Lab 1: Switches, Lights, and Multiplexers
Get an introduction to circuit design using a hardware description language.
- Set up and configure a project.
- Connect simple input and output devices.
- Learn about select circuits and how to build different size multiplexers.
- Apply skills to write words to seven-segment displays.
- Implement and test circuits on an FPGA device.
Lab 2: Numbers and Displays
Build on the previous exercises by learning about simple encoding, arithmetic, and combinational logic.
- Convert binary inputs to decimal outputs.
- Add two 4-bit numbers using a full adder.
- Learn how if-else statements can be used to simplify the description of your hardware design.
Lab 3: Latches, Flip-Flops, and Registers
This exercise introduces storage elements and sequential logical.
- Use logic gates, Boolean expressions, or behavioral-style code to implement the same designs.
- Build and simulate gated RS latch, gated D latch, and D flip-flop circuits.
- Analyze how the compiler maps your designs to the FPGA hardware.
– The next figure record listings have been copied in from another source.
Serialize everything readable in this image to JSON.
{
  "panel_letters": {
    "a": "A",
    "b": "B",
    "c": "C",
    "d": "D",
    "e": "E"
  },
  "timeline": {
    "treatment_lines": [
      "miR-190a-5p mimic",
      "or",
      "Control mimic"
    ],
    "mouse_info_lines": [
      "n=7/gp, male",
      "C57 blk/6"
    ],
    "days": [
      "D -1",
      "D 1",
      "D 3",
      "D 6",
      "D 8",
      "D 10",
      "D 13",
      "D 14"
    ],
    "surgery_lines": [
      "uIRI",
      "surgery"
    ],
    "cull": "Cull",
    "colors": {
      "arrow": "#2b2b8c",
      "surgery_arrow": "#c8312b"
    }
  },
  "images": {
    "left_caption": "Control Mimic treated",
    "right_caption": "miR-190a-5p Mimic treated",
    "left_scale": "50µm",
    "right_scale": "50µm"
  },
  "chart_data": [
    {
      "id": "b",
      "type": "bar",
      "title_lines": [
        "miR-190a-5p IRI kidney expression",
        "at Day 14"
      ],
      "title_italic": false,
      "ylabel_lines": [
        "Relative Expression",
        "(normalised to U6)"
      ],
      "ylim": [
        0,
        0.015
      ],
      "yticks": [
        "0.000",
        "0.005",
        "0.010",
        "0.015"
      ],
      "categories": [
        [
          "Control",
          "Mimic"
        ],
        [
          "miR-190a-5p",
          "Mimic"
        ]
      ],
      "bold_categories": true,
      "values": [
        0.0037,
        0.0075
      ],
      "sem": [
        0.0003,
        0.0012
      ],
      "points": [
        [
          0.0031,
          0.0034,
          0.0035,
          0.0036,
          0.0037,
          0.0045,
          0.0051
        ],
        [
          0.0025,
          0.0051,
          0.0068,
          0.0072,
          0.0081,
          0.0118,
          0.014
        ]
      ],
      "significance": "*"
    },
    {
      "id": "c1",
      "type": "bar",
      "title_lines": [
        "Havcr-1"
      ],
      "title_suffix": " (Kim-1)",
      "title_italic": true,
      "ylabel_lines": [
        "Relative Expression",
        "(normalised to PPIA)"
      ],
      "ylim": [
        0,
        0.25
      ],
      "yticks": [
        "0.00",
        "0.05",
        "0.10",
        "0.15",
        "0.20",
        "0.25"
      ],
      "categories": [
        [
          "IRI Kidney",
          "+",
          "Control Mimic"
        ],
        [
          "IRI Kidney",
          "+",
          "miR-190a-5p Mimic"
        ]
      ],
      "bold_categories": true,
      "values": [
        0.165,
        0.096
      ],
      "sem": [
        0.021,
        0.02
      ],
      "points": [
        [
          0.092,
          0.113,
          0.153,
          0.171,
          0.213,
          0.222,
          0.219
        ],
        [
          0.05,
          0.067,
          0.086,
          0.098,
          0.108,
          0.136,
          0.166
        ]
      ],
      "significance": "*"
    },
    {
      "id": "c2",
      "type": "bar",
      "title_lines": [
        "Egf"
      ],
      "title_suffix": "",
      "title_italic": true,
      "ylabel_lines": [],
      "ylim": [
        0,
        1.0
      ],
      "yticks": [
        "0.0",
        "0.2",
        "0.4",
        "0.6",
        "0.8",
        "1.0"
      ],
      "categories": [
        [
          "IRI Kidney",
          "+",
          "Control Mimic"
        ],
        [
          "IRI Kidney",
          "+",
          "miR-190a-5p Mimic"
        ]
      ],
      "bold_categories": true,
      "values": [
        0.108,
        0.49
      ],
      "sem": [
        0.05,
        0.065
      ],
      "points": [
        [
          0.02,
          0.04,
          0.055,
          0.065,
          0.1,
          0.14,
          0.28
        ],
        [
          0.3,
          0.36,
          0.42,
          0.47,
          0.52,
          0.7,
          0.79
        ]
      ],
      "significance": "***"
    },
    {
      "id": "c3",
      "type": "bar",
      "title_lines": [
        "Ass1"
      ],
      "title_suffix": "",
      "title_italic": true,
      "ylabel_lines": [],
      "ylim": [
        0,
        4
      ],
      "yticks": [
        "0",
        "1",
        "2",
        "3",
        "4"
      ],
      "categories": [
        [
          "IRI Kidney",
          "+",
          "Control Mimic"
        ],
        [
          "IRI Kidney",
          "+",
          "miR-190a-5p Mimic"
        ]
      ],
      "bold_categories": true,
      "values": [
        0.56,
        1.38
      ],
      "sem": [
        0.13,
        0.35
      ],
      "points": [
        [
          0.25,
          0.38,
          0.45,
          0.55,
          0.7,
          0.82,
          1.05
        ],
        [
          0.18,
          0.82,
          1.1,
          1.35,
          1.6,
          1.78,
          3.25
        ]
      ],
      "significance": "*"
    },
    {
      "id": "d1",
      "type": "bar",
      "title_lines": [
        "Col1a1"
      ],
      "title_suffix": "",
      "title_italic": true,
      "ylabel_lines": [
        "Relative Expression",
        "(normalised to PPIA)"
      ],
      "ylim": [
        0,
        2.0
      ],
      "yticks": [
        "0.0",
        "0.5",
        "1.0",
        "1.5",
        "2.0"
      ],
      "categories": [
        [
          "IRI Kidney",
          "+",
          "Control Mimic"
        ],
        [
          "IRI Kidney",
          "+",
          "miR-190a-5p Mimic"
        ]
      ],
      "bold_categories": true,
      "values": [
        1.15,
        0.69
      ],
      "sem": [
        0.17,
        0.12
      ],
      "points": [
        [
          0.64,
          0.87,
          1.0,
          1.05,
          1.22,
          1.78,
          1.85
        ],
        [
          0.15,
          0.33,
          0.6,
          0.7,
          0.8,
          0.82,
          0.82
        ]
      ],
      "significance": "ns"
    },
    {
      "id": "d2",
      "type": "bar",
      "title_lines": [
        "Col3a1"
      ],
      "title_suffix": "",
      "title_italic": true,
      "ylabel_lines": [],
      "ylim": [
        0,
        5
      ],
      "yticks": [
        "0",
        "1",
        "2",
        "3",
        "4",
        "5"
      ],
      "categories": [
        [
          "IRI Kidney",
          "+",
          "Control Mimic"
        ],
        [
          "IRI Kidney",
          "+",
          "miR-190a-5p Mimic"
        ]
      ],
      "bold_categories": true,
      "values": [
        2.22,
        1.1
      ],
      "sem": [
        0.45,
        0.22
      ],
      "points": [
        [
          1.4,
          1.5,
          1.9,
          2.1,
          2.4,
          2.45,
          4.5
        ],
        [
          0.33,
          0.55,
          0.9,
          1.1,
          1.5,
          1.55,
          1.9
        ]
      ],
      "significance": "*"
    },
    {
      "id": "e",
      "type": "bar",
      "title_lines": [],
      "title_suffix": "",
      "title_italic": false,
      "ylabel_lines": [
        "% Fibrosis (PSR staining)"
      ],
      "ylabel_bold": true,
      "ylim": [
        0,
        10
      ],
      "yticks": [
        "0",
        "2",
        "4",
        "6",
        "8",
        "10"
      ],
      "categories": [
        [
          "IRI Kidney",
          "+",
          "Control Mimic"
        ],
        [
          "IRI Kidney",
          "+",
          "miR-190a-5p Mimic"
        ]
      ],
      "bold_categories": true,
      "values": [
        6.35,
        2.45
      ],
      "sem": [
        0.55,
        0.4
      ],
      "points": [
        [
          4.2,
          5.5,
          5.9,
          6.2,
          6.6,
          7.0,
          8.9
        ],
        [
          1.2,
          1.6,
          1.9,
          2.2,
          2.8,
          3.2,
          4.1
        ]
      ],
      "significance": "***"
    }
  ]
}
Lab 6: Adders, Subtractors, and Multipliers
Examine arithmetic circuits that perform calculations.
- Implement an accumulator circuit with carry-out and overflow signals.
- Modify the accumulator to also add and subtract numbers.
- Compare multiplier architectures using a sequence of additions versus an adder tree.
Lab 7: Finite State Machines
Get an introduction to finite state machines (FSMs) and their design in digital logic.
- Manually derive the logic expressions needed for each state flip-flop in an FSM.
- Use a case statement to describe the state table for the same FSM.
- Implement a morse-code encoder using an FSM.
Lab 8: Memory Blocks
Practice using memory resources that exist within the FPGA device.
- Use IP libraries to instantiate 1-port and 2-port RAM.
- Learn different methods to define memory in a hardware description language.
- Develop a memory initialization file (MIF) to test your designs.
- Use switches and hex displays to demonstrate read and write functionality.
Lab 9: A Simple Processor
Use concepts from earlier labs to implement a simple processor.
- Build a simple processor using registers, a multiplexer, an adder and subtractor unit, and a control unit.
- Study how instructions are encoded and used to control the processor.
- Add a memory module and counter to your processor.
Lab 10: An Enhanced Processor
Implement an enhanced processor using the skills learned from Lab 9.
- Add functionality so that your processor can perform read and write operations using memory or other devices.
- Create an output module for your processor to drive seven-segment displays.
- Connect an input module for your processor to read and store the state of switches on the board.
Lab 11: Implement Algorithms in Hardware
Use algorithmic state machine (ASM) charts to implement algorithms as hardware circuits.
- Build a bit-counting circuit consisting of finite state machine (FSM) and datapath circuits.
- Create an ASM chart for a binary search algorithm.
- Implement the FSM and datapath for the binary search algorithm in hardware.
Lab 12: Basic Digital Signal Processing
Learn the basics of signal processing in hardware using an audio codec.
- Connect an audio input (microphone) and output (speakers or headphones) to your FPGA development kit.
- Modify a provided starter kit circuit design to pass audio from the input to output.
- Implement an averaging finite impulse response (FIR) filter to remove noise from the input audio.
- Experiment with the filter parameters to further remove background noise.